The answers to these questions are important, for the LDP is a party of behind-closed-doors bosses who are not reluctant to oust underperformers – as Suga discovered.
One political risk that has been raised in multiple fora is that if Kishida fails to deliver, he will be given the boot as Suga was. That could mean a return to a “revolving door” Japanese premiership – and political inconsistency – which was the case before Abe.
Still, predictability is built into some aspects of the Japanese system.
So entrenched is the conservative LDP, and so divided is the multiparty opposition, that few, if any, pundits had anticipated an opposition victory. Even so, the opposition parties had united by agreeing not to field competing candidates in most seats nationwide.
That made the issues simple for nearly two-thirds of national voters: Thumbs up or thumbs down for the LDP.
The Constitutional Democratic Party has used the short campaigning period to attack the government’s Covid-19 response and the long hangover of Shinzo Abe’s “Abenomics,” that they say has lifted corporate earnings and share prices while worker salaries have flat-lined.
In apparent recognition of this, Kishida has pledged to assist the middle classes to overcome stagnant wage growth with his so-called “new capitalism” concept and stimulus packages.
Voters canvassed by Kyodo News focused on the pandemic and a perceived wealth gap, while voters canvased by Al Jazeera in Tokyo on Sunday were largely focused on Covid-19.
Pandemic and post-pandemic policies represent a double-edged sword for the LDP.
On the one hand, the country’s late vaccination program has finally kicked in, and infections have been dropping in the two months running up to the election. Since suffering 24,023 infections on 27 August, cases had dwindled to 4,284 on Saturday.

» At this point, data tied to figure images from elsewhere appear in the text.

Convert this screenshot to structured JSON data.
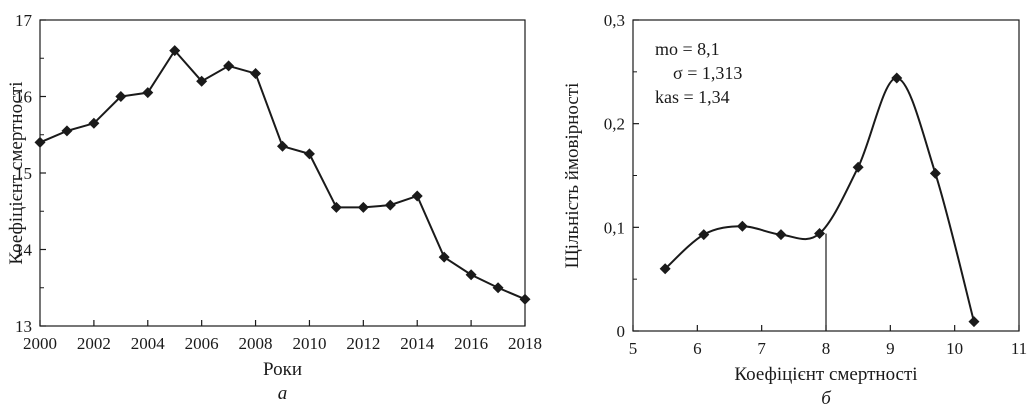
{
  "chart_data": [
    {
      "type": "line",
      "panel_label": "а",
      "xlabel": "Роки",
      "ylabel": "Коефіцієнт смертності",
      "xlim": [
        2000,
        2018
      ],
      "ylim": [
        13,
        17
      ],
      "x_ticks": [
        "2000",
        "2002",
        "2004",
        "2006",
        "2008",
        "2010",
        "2012",
        "2014",
        "2016",
        "2018"
      ],
      "y_ticks": [
        "13",
        "14",
        "15",
        "16",
        "17"
      ],
      "grid": false,
      "marker": "diamond",
      "series": [
        {
          "x": [
            2000,
            2001,
            2002,
            2003,
            2004,
            2005,
            2006,
            2007,
            2008,
            2009,
            2010,
            2011,
            2012,
            2013,
            2014,
            2015,
            2016,
            2017,
            2018
          ],
          "values": [
            15.4,
            15.55,
            15.65,
            16.0,
            16.05,
            16.6,
            16.2,
            16.4,
            16.3,
            15.35,
            15.25,
            14.55,
            14.55,
            14.58,
            14.7,
            13.9,
            13.67,
            13.5,
            13.35
          ]
        }
      ]
    },
    {
      "type": "line",
      "panel_label": "б",
      "xlabel": "Коефіцієнт смертності",
      "ylabel": "Щільність ймовірності",
      "xlim": [
        5,
        11
      ],
      "ylim": [
        0,
        0.3
      ],
      "x_ticks": [
        "5",
        "6",
        "7",
        "8",
        "9",
        "10",
        "11"
      ],
      "y_ticks": [
        "0",
        "0,1",
        "0,2",
        "0,3"
      ],
      "grid": false,
      "marker": "diamond",
      "smooth": true,
      "series": [
        {
          "x": [
            5.5,
            6.1,
            6.7,
            7.3,
            7.9,
            8.5,
            9.1,
            9.7,
            10.3
          ],
          "values": [
            0.06,
            0.093,
            0.101,
            0.093,
            0.094,
            0.158,
            0.244,
            0.152,
            0.009
          ]
        }
      ],
      "vertical_line_x": 8.0,
      "annotations": [
        "mo = 8,1",
        "σ = 1,313",
        "kas = 1,34"
      ]
    }
  ]
}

On the other hand, though Japan has fared better in numbers of Covid deaths than fellow democracies in North America and Western Europe, it has been less successful, in percentage terms, than some of its nearby neighbors. According to Reuters’ coronavirus data desk, Japan suffered 144.7 deaths per million people, compared to 54.7 for South Korea.

But this election is an important juncture for the world’s third-largest economy for a far wider range of reasons than Covid-19.

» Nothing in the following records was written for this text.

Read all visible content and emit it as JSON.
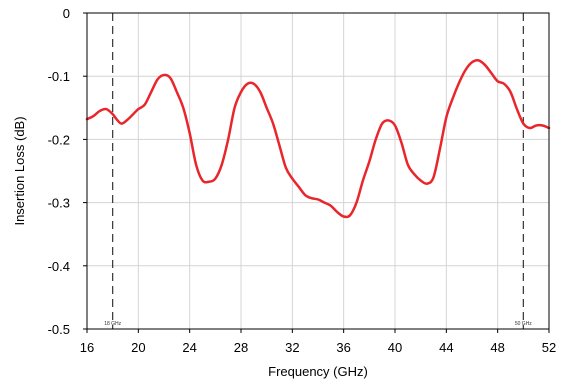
{
  "chart_data": {
    "type": "line",
    "xlabel": "Frequency (GHz)",
    "ylabel": "Insertion Loss (dB)",
    "xlim": [
      16,
      52
    ],
    "ylim": [
      -0.5,
      0
    ],
    "x_ticks": [
      16,
      20,
      24,
      28,
      32,
      36,
      40,
      44,
      48,
      52
    ],
    "x_tick_labels": [
      "16",
      "20",
      "24",
      "28",
      "32",
      "36",
      "40",
      "44",
      "48",
      "52"
    ],
    "y_ticks": [
      0,
      -0.1,
      -0.2,
      -0.3,
      -0.4,
      -0.5
    ],
    "y_tick_labels": [
      "0",
      "-0.1",
      "-0.2",
      "-0.3",
      "-0.4",
      "-0.5"
    ],
    "grid": true,
    "line_color": "#e8262b",
    "markers": [
      {
        "x": 18,
        "label": "18 GHz"
      },
      {
        "x": 50,
        "label": "50 GHz"
      }
    ],
    "series": [
      {
        "x": [
          16.0,
          16.5,
          17.0,
          17.5,
          18.0,
          18.3,
          18.7,
          19.2,
          19.6,
          20.0,
          20.5,
          21.0,
          21.5,
          22.0,
          22.5,
          23.0,
          23.5,
          24.0,
          24.5,
          25.0,
          25.5,
          26.0,
          26.5,
          27.0,
          27.5,
          28.0,
          28.5,
          29.0,
          29.5,
          30.0,
          30.5,
          31.0,
          31.5,
          32.0,
          32.5,
          33.0,
          33.5,
          34.0,
          34.5,
          35.0,
          35.5,
          36.0,
          36.5,
          37.0,
          37.5,
          38.0,
          38.5,
          39.0,
          39.5,
          40.0,
          40.5,
          41.0,
          41.5,
          42.0,
          42.5,
          43.0,
          43.5,
          44.0,
          44.5,
          45.0,
          45.5,
          46.0,
          46.5,
          47.0,
          47.5,
          48.0,
          48.5,
          49.0,
          49.5,
          50.0,
          50.5,
          51.0,
          51.5,
          52.0
        ],
        "y": [
          -0.168,
          -0.163,
          -0.155,
          -0.152,
          -0.16,
          -0.168,
          -0.175,
          -0.168,
          -0.16,
          -0.152,
          -0.145,
          -0.125,
          -0.105,
          -0.098,
          -0.103,
          -0.125,
          -0.15,
          -0.19,
          -0.24,
          -0.265,
          -0.267,
          -0.262,
          -0.24,
          -0.2,
          -0.15,
          -0.125,
          -0.112,
          -0.112,
          -0.125,
          -0.15,
          -0.175,
          -0.21,
          -0.245,
          -0.262,
          -0.275,
          -0.288,
          -0.293,
          -0.295,
          -0.3,
          -0.305,
          -0.315,
          -0.322,
          -0.32,
          -0.3,
          -0.265,
          -0.235,
          -0.2,
          -0.175,
          -0.17,
          -0.178,
          -0.205,
          -0.24,
          -0.255,
          -0.265,
          -0.27,
          -0.26,
          -0.215,
          -0.165,
          -0.135,
          -0.11,
          -0.09,
          -0.078,
          -0.075,
          -0.082,
          -0.095,
          -0.108,
          -0.112,
          -0.125,
          -0.152,
          -0.175,
          -0.182,
          -0.178,
          -0.178,
          -0.182
        ]
      }
    ]
  }
}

The fast and ongoing silvering of the Japanese population requires smart and far-sighted policy measures. Economic challenges include long-delayed corporate reform and the lack of an eco-system that effectively nurtures world-class entrepreneurs and startups. Another issue is how many more equities and bonds the Bank of Japan and the national pension can realistically digest.

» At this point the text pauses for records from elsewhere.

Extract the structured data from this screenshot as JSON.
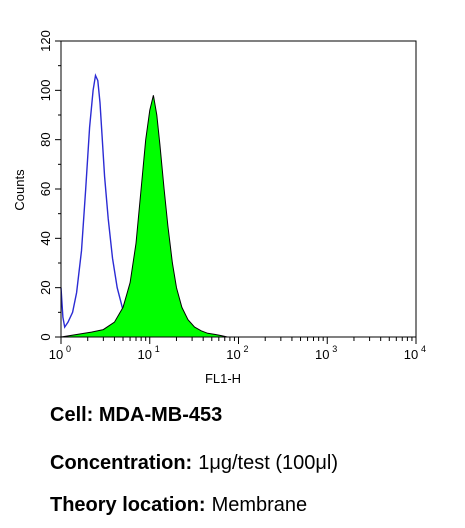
{
  "chart_data": {
    "type": "area",
    "title": "",
    "xlabel": "FL1-H",
    "ylabel": "Counts",
    "x_scale": "log",
    "xlim": [
      1,
      10000
    ],
    "ylim": [
      0,
      120
    ],
    "x_ticks": [
      {
        "value": 1,
        "base": "10",
        "exp": "0"
      },
      {
        "value": 10,
        "base": "10",
        "exp": "1"
      },
      {
        "value": 100,
        "base": "10",
        "exp": "2"
      },
      {
        "value": 1000,
        "base": "10",
        "exp": "3"
      },
      {
        "value": 10000,
        "base": "10",
        "exp": "4"
      }
    ],
    "y_ticks": [
      0,
      20,
      40,
      60,
      80,
      100,
      120
    ],
    "grid": false,
    "series": [
      {
        "style": "outline",
        "color": "#2b2bd4",
        "x": [
          1.0,
          1.05,
          1.1,
          1.2,
          1.35,
          1.5,
          1.7,
          1.9,
          2.1,
          2.3,
          2.45,
          2.6,
          2.75,
          2.9,
          3.1,
          3.4,
          3.8,
          4.3,
          4.9,
          5.6,
          6.3,
          7.0,
          7.8,
          8.5,
          9.0
        ],
        "y": [
          20,
          8,
          4,
          6,
          10,
          18,
          35,
          60,
          85,
          100,
          106,
          104,
          95,
          82,
          65,
          48,
          32,
          20,
          12,
          6,
          3,
          1.5,
          1,
          0.5,
          0
        ]
      },
      {
        "style": "filled",
        "color": "#00ff00",
        "x": [
          1.0,
          1.5,
          2.2,
          3.0,
          4.0,
          5.0,
          6.0,
          7.0,
          8.0,
          9.0,
          10.0,
          11.0,
          12.0,
          13.0,
          14.5,
          16.0,
          18.0,
          20.0,
          23.0,
          27.0,
          32.0,
          38.0,
          45.0,
          55.0,
          65.0,
          75.0
        ],
        "y": [
          0,
          1,
          2,
          3,
          6,
          12,
          22,
          38,
          60,
          80,
          92,
          98,
          90,
          78,
          60,
          45,
          30,
          20,
          12,
          7,
          4,
          2.5,
          1.5,
          1,
          0.5,
          0
        ]
      }
    ]
  },
  "captions": {
    "cell": {
      "key": "Cell: MDA-MB-453",
      "value": ""
    },
    "concentration": {
      "key": "Concentration:",
      "value": "1μg/test (100μl)"
    },
    "theory": {
      "key": "Theory location:",
      "value": "Membrane"
    }
  }
}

Big questions also hang over Japan’s armed forces in regard to both their capabilities and role. The troops are getting sexy new kit, including F35 stealth fighters and their first, post-1945 aircraft carrier, but face real constitutional restrictions on their freedom of action.
While Tokyo has been wooing Canberra, London and EU capitals, diplomacy in its own neighborhood is off-kilter. Relations with natural ally Seoul are dire, Tokyo has no effective voice toward Pyongyang, and despite the efforts of LDP hawks to create a debate there is no national consensus on policy on Taiwan.
And all of these pale in significance compared to Japan’s biggest foreign policy dilemma: balancing Tokyo’s strategic alliance with Washington and its trade reliance on Beijing.